I used to be like that. I can’t fake it so good these days.
Society is one big Seinfeld episode, sans the laugh track.
I write stuff like that that - FFFFLOOOOOG
This post is hemochromatosis in text form. I’m in love with it.
I disliked it too for the same reasons. I brought it up with an indigenous casual acquaintance of mine, and he explained that integrating traditional indigenous culture into modern Australian culture should start somewhere, and if this is where we’re starting then so be it. So now I’m ok with it.
“I have a black friend” - FLOG.
That’s pretty floggy!
As a teenager I’d keep all underwear catalogues that got dropped in our letterbox for my flog bank
Flog Banking
Wow, has this thread taken a turn
Edit: Beaten to it, and surpassed in post quality, by above!
I’m one of those people that thinks everyone else is a flog.
Turns out I was right!
FLOGS
I’m gonna be the guy who’s says that’s inappropriate…
Flog police
Not so much of a flog these days now I am a happily married man with kids, but I was definitely an adolescent flog.
Never had a problem accepting drinks or party supplies from other party-goers, and would always strategically position myself around areas or people I knew would be able to produce the goods.

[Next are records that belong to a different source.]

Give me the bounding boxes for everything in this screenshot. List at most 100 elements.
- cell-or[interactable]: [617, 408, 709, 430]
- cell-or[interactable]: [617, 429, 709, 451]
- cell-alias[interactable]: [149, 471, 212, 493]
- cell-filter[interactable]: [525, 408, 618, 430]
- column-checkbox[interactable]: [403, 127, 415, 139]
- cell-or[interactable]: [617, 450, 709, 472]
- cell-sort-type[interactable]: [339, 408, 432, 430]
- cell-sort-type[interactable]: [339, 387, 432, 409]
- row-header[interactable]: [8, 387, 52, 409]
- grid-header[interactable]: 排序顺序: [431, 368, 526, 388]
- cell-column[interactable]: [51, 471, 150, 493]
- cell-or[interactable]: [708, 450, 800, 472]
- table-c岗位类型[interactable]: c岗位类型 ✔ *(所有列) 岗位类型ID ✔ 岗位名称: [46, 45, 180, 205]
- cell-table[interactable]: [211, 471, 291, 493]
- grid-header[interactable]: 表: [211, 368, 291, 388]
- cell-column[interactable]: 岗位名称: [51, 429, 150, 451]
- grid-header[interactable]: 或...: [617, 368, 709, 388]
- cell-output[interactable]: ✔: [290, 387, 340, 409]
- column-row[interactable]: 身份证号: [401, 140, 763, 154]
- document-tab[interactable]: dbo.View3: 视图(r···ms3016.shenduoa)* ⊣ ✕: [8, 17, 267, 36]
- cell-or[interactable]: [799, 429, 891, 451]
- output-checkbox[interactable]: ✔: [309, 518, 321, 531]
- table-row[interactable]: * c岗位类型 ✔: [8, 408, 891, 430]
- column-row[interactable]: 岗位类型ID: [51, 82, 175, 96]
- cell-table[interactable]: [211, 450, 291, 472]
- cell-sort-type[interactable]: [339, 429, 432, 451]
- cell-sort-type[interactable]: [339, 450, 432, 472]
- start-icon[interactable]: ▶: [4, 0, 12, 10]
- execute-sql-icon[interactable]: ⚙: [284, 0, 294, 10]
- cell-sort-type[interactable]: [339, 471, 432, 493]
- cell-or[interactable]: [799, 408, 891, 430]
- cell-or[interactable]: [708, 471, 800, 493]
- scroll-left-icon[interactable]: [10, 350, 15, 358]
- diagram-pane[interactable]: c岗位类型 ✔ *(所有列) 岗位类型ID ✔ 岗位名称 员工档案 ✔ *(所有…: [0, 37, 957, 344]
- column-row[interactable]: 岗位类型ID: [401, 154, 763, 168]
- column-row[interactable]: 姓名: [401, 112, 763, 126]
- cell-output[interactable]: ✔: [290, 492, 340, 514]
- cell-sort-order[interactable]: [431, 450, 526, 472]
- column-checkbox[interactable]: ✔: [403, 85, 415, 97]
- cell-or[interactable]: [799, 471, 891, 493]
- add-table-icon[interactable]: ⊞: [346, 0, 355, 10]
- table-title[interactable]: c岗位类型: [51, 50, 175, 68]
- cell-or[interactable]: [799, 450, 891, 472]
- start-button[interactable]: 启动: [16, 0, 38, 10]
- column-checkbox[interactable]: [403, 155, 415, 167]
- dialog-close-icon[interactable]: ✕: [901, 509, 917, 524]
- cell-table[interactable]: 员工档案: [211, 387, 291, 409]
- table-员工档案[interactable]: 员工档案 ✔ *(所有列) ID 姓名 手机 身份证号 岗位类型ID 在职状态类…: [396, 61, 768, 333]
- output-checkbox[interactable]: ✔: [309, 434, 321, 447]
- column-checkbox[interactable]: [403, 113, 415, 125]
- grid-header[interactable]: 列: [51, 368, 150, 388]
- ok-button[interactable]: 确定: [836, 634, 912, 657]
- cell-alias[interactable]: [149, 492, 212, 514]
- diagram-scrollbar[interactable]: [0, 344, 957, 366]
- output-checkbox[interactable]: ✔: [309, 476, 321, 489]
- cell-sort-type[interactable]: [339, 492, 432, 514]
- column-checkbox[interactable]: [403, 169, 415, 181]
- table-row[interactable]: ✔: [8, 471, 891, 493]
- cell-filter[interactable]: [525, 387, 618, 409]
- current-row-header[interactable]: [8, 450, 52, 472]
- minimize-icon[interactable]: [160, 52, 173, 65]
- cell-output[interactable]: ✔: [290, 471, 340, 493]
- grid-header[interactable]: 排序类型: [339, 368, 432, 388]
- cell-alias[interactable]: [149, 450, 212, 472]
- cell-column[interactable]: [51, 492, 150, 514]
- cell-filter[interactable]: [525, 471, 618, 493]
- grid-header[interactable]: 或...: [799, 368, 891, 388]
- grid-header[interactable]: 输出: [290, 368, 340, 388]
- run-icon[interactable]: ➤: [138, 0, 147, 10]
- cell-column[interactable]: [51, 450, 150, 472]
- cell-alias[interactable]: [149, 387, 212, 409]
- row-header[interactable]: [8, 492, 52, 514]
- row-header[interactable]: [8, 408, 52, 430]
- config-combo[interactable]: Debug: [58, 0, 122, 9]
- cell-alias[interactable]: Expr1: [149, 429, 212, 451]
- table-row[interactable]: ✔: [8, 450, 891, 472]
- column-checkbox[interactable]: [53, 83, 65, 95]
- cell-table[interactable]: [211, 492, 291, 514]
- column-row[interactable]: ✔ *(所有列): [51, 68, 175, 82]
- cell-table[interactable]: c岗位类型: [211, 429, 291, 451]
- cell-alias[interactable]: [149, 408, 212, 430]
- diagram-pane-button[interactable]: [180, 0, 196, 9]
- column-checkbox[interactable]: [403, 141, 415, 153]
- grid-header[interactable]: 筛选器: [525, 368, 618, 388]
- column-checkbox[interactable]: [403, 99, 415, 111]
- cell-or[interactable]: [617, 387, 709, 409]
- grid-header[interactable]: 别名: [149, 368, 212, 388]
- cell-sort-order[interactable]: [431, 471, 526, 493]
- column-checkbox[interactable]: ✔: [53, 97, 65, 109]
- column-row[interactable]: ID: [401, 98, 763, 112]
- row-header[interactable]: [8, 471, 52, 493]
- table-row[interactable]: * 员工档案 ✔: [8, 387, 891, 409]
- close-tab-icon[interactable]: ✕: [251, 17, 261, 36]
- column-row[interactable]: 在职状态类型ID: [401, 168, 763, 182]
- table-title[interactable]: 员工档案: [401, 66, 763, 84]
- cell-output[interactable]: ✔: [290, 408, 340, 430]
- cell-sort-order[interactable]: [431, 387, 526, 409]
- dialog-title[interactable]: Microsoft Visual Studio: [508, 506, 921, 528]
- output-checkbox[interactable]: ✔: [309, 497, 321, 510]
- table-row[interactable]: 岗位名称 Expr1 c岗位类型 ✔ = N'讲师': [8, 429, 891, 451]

Would always pretend like I didn’t know what was going on around said areas, and acted surprised and grateful when goods were offered. Also would very, very rarely share back - FLOG
I used to dress like I was a member of Korn, now I wear tight jeans and vape
FLOG
*Just as an aside, why is it when we all used to want the tiniest phone money could buy, jeans were big enough to house a small family of possums in your pockets. Now we want to carry small flat screen TVs in jeggings.
Kinda like with c*unt?
I actively seek out the parking spot next to disabled bays and park as close to the dividing line as possible because the space provided on the driver’s side is so luxurious. Never mind that a disabled driver may be inconvenienced.
FLOG
This is the first FLOG post that I actually believe.
And as he locks his car, he yells out FRANKLINNNNNNN!
Ha.
Which reminds me. I once took a catch at cricket that was so good, I called out my own name.
DDDDDDDDDDDDDDDDDDDDDDDDDDDDDDDDDDDDDDDDIGGERS!